あんた日本相撲協会の何なのさ

大麻で逮捕された若麒麟に対し、日本相撲協会は引退届を受理せずに「解雇」処分としたが、この解雇処分が軽すぎるとの日本中大合唱。ああ、やはりここは「空気」が支配する国、日本だ。

解雇が軽すぎるという人いわく「退職金が払われるから」と。しかし、そういう批判をする人が退職金を払うわけではない。相手が公務員なら文句を言うのはまだ分かる。国民の税金で支払われるから。国民は利害関係者=ステークホルダーとして、税金の使い道に注文を付けることができる。公的資金を投入している企業・団体の場合も同様。だが、日本国民の大部分は日本相撲協会の利害関係者ではない。

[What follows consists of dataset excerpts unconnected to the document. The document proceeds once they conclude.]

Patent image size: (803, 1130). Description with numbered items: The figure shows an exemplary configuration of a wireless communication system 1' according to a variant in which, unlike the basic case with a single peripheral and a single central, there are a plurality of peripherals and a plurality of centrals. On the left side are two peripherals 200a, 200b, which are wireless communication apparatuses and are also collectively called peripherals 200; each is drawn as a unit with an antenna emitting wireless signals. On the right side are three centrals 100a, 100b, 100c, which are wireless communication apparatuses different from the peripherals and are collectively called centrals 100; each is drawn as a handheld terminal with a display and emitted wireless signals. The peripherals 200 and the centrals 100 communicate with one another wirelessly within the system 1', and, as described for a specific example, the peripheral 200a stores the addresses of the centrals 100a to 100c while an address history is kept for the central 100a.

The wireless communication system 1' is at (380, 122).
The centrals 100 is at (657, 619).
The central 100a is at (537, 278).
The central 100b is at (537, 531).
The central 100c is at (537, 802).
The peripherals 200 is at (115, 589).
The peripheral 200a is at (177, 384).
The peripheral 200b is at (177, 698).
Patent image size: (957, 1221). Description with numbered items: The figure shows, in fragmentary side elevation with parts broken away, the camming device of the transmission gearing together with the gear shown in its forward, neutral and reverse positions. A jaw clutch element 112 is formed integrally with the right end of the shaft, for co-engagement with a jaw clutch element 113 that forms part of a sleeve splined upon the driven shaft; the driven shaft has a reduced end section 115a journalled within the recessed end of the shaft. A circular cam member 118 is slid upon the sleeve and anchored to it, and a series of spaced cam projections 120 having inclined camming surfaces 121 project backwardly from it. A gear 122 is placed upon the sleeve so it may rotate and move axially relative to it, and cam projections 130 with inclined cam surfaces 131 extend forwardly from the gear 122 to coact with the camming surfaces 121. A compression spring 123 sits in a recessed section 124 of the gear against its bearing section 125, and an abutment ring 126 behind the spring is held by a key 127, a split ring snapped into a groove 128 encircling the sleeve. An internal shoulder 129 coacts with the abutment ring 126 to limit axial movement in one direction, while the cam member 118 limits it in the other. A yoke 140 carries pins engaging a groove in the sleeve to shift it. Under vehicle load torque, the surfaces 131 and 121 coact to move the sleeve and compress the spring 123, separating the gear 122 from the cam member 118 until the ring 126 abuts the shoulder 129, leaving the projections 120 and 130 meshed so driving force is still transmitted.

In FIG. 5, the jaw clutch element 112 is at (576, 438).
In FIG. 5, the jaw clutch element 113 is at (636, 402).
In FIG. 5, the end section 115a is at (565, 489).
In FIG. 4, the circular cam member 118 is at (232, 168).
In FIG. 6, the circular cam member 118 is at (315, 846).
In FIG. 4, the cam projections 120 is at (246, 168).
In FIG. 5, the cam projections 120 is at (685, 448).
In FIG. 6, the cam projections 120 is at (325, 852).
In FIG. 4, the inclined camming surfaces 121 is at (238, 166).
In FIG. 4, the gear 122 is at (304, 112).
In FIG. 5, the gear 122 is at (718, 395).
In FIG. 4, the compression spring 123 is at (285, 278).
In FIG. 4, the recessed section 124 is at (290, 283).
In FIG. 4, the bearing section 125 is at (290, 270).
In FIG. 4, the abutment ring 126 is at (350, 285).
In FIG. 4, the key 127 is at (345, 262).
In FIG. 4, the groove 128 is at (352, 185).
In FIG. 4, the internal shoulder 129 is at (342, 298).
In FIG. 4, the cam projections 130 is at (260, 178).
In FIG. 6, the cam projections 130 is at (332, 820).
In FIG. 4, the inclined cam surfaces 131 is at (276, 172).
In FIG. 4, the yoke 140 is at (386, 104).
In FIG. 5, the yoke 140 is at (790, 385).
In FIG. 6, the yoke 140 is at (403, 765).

日本相撲協会がどのようにお金を使おうと、外野の立場以上にはなりえないのだ。

また別の人いわく「民間企業では考えられない」と。当たり前だ。日本相撲協会は民間企業ではない。民間企業は、従業員をクビにしても国内労働市場からの補充を比較的容易に行えるだろう。だが、相撲はそうではない。現に、横綱を含めて外国人を受け入れてなんとか成立させているではないか。そのような独特の論理と力学を持つ組織が、どうして人事処分で民間企業と同じ目線を持つ必要があろう。

もしそのような日本相撲協会のやり方が気に入らないのであれば、事は簡単だ。相撲とは関わらなければいい。お金を落とさなければいいのだ。そうすれば「非常識な団体」は自然淘汰される。たとえ完全消滅しないまでも、メジャーな存在ではなくなる。TV中継もなくなるかもしれないし、もしかしたら「国技」を自称することもできなくなるかもしれない。

「相撲がそこまで堕落するのは困る」というのであれば、日本相撲協会なりに自分のお金をしっかりと投じて、きちんと利害関係者となった上で「日本の相撲を良くする」という志の実現に向けて動けばいい。それが責任のある態度だと思う。僕自身は、相撲の何の期待も抱いていないし、日本相撲協会が独特な判断基準を持ち続けていることもよく分かっているので、いまさらどうにも思わないけれども。